Cardinal Bounds in Spaces with a π-Base Whose Elements have an H-Closed Closure

Cardinal functions play a pivotal role in set-theoretic topology, offering insights into the structural properties and cardinality relationships of topological spaces. These functions serve as powerful tools for characterizing and distinguishing between different types of spaces, shedding light on fundamental questions in topology. A very interesting branch in this area is the studying of cardinal inequalities. Most of the times, these inequalities provide bounds on the cardinality of a particular class of spaces. 

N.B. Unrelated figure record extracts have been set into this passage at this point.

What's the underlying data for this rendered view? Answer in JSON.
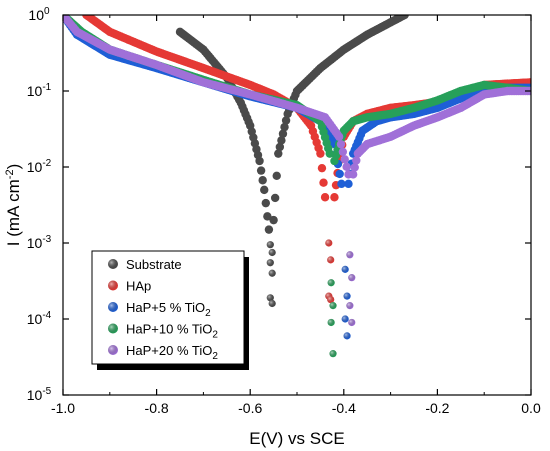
{
  "chart_data": {
    "type": "scatter",
    "xlabel": "E(V) vs SCE",
    "ylabel_main": "I (mA cm",
    "ylabel_sup": "-2",
    "ylabel_close": ")",
    "xlim": [
      -1.0,
      0.0
    ],
    "ylim": [
      1e-05,
      1
    ],
    "y_scale": "log",
    "grid": false,
    "legend_placement": "bottom-left",
    "x_ticks": [
      -1.0,
      -0.8,
      -0.6,
      -0.4,
      -0.2,
      0.0
    ],
    "x_tick_labels": [
      "-1.0",
      "-0.8",
      "-0.6",
      "-0.4",
      "-0.2",
      "0.0"
    ],
    "y_ticks": [
      {
        "value": 1e-05,
        "base": "10",
        "exp": "-5"
      },
      {
        "value": 0.0001,
        "base": "10",
        "exp": "-4"
      },
      {
        "value": 0.001,
        "base": "10",
        "exp": "-3"
      },
      {
        "value": 0.01,
        "base": "10",
        "exp": "-2"
      },
      {
        "value": 0.1,
        "base": "10",
        "exp": "-1"
      },
      {
        "value": 1,
        "base": "10",
        "exp": "0"
      }
    ],
    "series": [
      {
        "name": "Substrate",
        "label_main": "Substrate",
        "label_sub": "",
        "color": "#4a4a4a",
        "ecorr": -0.555,
        "cathodic": [
          [
            -0.75,
            0.6
          ],
          [
            -0.7,
            0.35
          ],
          [
            -0.65,
            0.15
          ],
          [
            -0.62,
            0.07
          ],
          [
            -0.6,
            0.035
          ],
          [
            -0.58,
            0.012
          ],
          [
            -0.57,
            0.005
          ],
          [
            -0.56,
            0.0015
          ]
        ],
        "anodic": [
          [
            -0.55,
            0.002
          ],
          [
            -0.54,
            0.015
          ],
          [
            -0.52,
            0.05
          ],
          [
            -0.5,
            0.1
          ],
          [
            -0.45,
            0.2
          ],
          [
            -0.4,
            0.35
          ],
          [
            -0.35,
            0.55
          ],
          [
            -0.3,
            0.8
          ],
          [
            -0.27,
            1.0
          ]
        ],
        "tail": [
          0.00095,
          0.00075,
          0.00055,
          0.0004,
          0.00019,
          0.00016
        ]
      },
      {
        "name": "HAp",
        "label_main": "HAp",
        "label_sub": "",
        "color": "#e53935",
        "ecorr": -0.43,
        "cathodic": [
          [
            -0.95,
            1.0
          ],
          [
            -0.9,
            0.6
          ],
          [
            -0.8,
            0.33
          ],
          [
            -0.7,
            0.2
          ],
          [
            -0.6,
            0.12
          ],
          [
            -0.55,
            0.09
          ],
          [
            -0.5,
            0.06
          ],
          [
            -0.47,
            0.035
          ],
          [
            -0.45,
            0.015
          ],
          [
            -0.44,
            0.004
          ]
        ],
        "anodic": [
          [
            -0.42,
            0.004
          ],
          [
            -0.41,
            0.012
          ],
          [
            -0.4,
            0.025
          ],
          [
            -0.38,
            0.04
          ],
          [
            -0.35,
            0.05
          ],
          [
            -0.3,
            0.06
          ],
          [
            -0.25,
            0.065
          ],
          [
            -0.2,
            0.072
          ],
          [
            -0.15,
            0.09
          ],
          [
            -0.1,
            0.12
          ],
          [
            -0.05,
            0.125
          ],
          [
            0.0,
            0.13
          ]
        ],
        "tail": [
          0.001,
          0.0006,
          0.0002,
          0.00018
        ]
      },
      {
        "name": "HaP+5 % TiO2",
        "label_main": "HaP+5 % TiO",
        "label_sub": "2",
        "color": "#1e5fd6",
        "ecorr": -0.395,
        "cathodic": [
          [
            -1.0,
            1.0
          ],
          [
            -0.97,
            0.55
          ],
          [
            -0.9,
            0.3
          ],
          [
            -0.8,
            0.2
          ],
          [
            -0.7,
            0.13
          ],
          [
            -0.6,
            0.085
          ],
          [
            -0.5,
            0.06
          ],
          [
            -0.45,
            0.04
          ],
          [
            -0.42,
            0.02
          ],
          [
            -0.405,
            0.006
          ]
        ],
        "anodic": [
          [
            -0.39,
            0.006
          ],
          [
            -0.38,
            0.015
          ],
          [
            -0.36,
            0.03
          ],
          [
            -0.33,
            0.04
          ],
          [
            -0.3,
            0.045
          ],
          [
            -0.25,
            0.05
          ],
          [
            -0.2,
            0.06
          ],
          [
            -0.15,
            0.08
          ],
          [
            -0.1,
            0.11
          ],
          [
            -0.05,
            0.11
          ],
          [
            0.0,
            0.11
          ]
        ],
        "tail": [
          0.00045,
          0.0002,
          0.0001,
          6e-05
        ]
      },
      {
        "name": "HaP+10 % TiO2",
        "label_main": "HaP+10 % TiO",
        "label_sub": "2",
        "color": "#27a05a",
        "ecorr": -0.425,
        "cathodic": [
          [
            -1.0,
            1.0
          ],
          [
            -0.96,
            0.6
          ],
          [
            -0.9,
            0.35
          ],
          [
            -0.8,
            0.22
          ],
          [
            -0.7,
            0.14
          ],
          [
            -0.6,
            0.09
          ],
          [
            -0.5,
            0.065
          ],
          [
            -0.45,
            0.04
          ],
          [
            -0.43,
            0.015
          ]
        ],
        "anodic": [
          [
            -0.42,
            0.012
          ],
          [
            -0.41,
            0.02
          ],
          [
            -0.4,
            0.03
          ],
          [
            -0.38,
            0.04
          ],
          [
            -0.35,
            0.045
          ],
          [
            -0.3,
            0.05
          ],
          [
            -0.25,
            0.06
          ],
          [
            -0.2,
            0.075
          ],
          [
            -0.15,
            0.1
          ],
          [
            -0.1,
            0.12
          ],
          [
            -0.05,
            0.11
          ],
          [
            0.0,
            0.1
          ]
        ],
        "tail": [
          0.0003,
          0.00015,
          9e-05,
          3.5e-05
        ]
      },
      {
        "name": "HaP+20 % TiO2",
        "label_main": "HaP+20 % TiO",
        "label_sub": "2",
        "color": "#a070d8",
        "ecorr": -0.385,
        "cathodic": [
          [
            -1.0,
            1.0
          ],
          [
            -0.97,
            0.6
          ],
          [
            -0.9,
            0.35
          ],
          [
            -0.8,
            0.22
          ],
          [
            -0.7,
            0.13
          ],
          [
            -0.6,
            0.09
          ],
          [
            -0.5,
            0.06
          ],
          [
            -0.44,
            0.045
          ],
          [
            -0.41,
            0.025
          ],
          [
            -0.39,
            0.008
          ]
        ],
        "anodic": [
          [
            -0.38,
            0.008
          ],
          [
            -0.37,
            0.015
          ],
          [
            -0.35,
            0.02
          ],
          [
            -0.3,
            0.025
          ],
          [
            -0.25,
            0.035
          ],
          [
            -0.2,
            0.045
          ],
          [
            -0.15,
            0.06
          ],
          [
            -0.1,
            0.09
          ],
          [
            -0.05,
            0.1
          ],
          [
            0.0,
            0.1
          ]
        ],
        "tail": [
          0.0007,
          0.00035,
          0.00015,
          9e-05
        ]
      }
    ]
  }
}
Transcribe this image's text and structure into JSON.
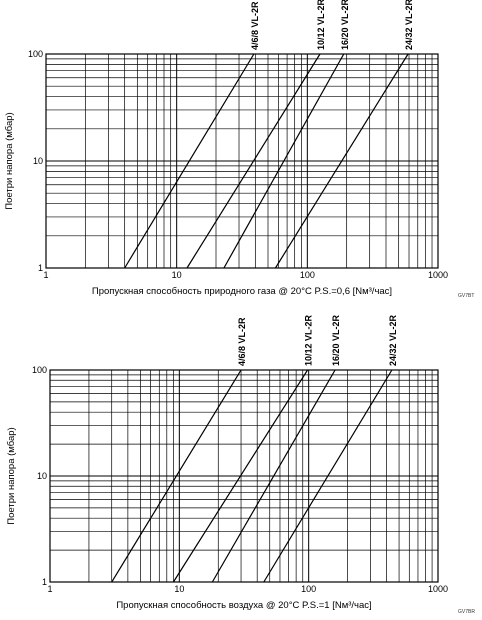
{
  "chart_data": [
    {
      "type": "line",
      "log_x": true,
      "log_y": true,
      "xlim": [
        1,
        1000
      ],
      "ylim": [
        1,
        100
      ],
      "grid": true,
      "xlabel": "Пропускная способность природного газа @ 20°C P.S.=0,6 [Nм³/час]",
      "ylabel": "Поетри напора (мбар)",
      "code": "GV7BT",
      "x_ticks": [
        "1",
        "10",
        "100",
        "1000"
      ],
      "y_ticks": [
        "1",
        "10",
        "100"
      ],
      "series": [
        {
          "name": "4/6/8 VL-2R",
          "x": [
            4,
            39
          ],
          "y": [
            1,
            100
          ]
        },
        {
          "name": "10/12 VL-2R",
          "x": [
            12,
            125
          ],
          "y": [
            1,
            100
          ]
        },
        {
          "name": "16/20 VL-2R",
          "x": [
            23,
            190
          ],
          "y": [
            1,
            100
          ]
        },
        {
          "name": "24/32 VL-2R",
          "x": [
            57,
            590
          ],
          "y": [
            1,
            100
          ]
        }
      ]
    },
    {
      "type": "line",
      "log_x": true,
      "log_y": true,
      "xlim": [
        1,
        1000
      ],
      "ylim": [
        1,
        100
      ],
      "grid": true,
      "xlabel": "Пропускная способность воздуха @ 20°C P.S.=1 [Nм³/час]",
      "ylabel": "Поетри напора (мбар)",
      "code": "GV7BR",
      "x_ticks": [
        "1",
        "10",
        "100",
        "1000"
      ],
      "y_ticks": [
        "1",
        "10",
        "100"
      ],
      "series": [
        {
          "name": "4/6/8 VL-2R",
          "x": [
            3,
            30
          ],
          "y": [
            1,
            100
          ]
        },
        {
          "name": "10/12 VL-2R",
          "x": [
            9,
            98
          ],
          "y": [
            1,
            100
          ]
        },
        {
          "name": "16/20 VL-2R",
          "x": [
            18,
            160
          ],
          "y": [
            1,
            100
          ]
        },
        {
          "name": "24/32 VL-2R",
          "x": [
            45,
            440
          ],
          "y": [
            1,
            100
          ]
        }
      ]
    }
  ]
}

We deal with the class of Hausdorff spaces having a $\pi$-base whose elements have an H-closed closure. Recently, Carlson proved that $|X|\leq 2^{wL(X)\psi_c(X)t(X)}$ for every quasiregular space $X$ with a $\pi$-base whose elements have an H-closed closure. We provide an example of a space $X$ having a $\pi$-base whose elements have an H-closed closure which is not quasiregular (neither Urysohn) such that $|X|> 2^{wL(X)\chi(X)}$ (hence $|X|> 2^{wL(X)\psi_c(X)t(X)}$). In the class of spaces with a $\pi$-base whose elements have an H-closed closure, we establish the bound $|X|\leq2^{wL(X)k(X)}$ for Urysohn spaces and we give an example of an Urysohn space $Z$ such that $k(Z)<\chi(Z)$. Where $k(X)$ is a cardinal function introduced by Alas and Kocinac in 2000. Lastly, we present some characterizations of Martin's Axiom involving spaces with a $\pi$-base whose elements have an H-closed closure and, additionally, we prove that any quasiregular space having a $\pi$-base whose elements have an H-closed closure is Baire.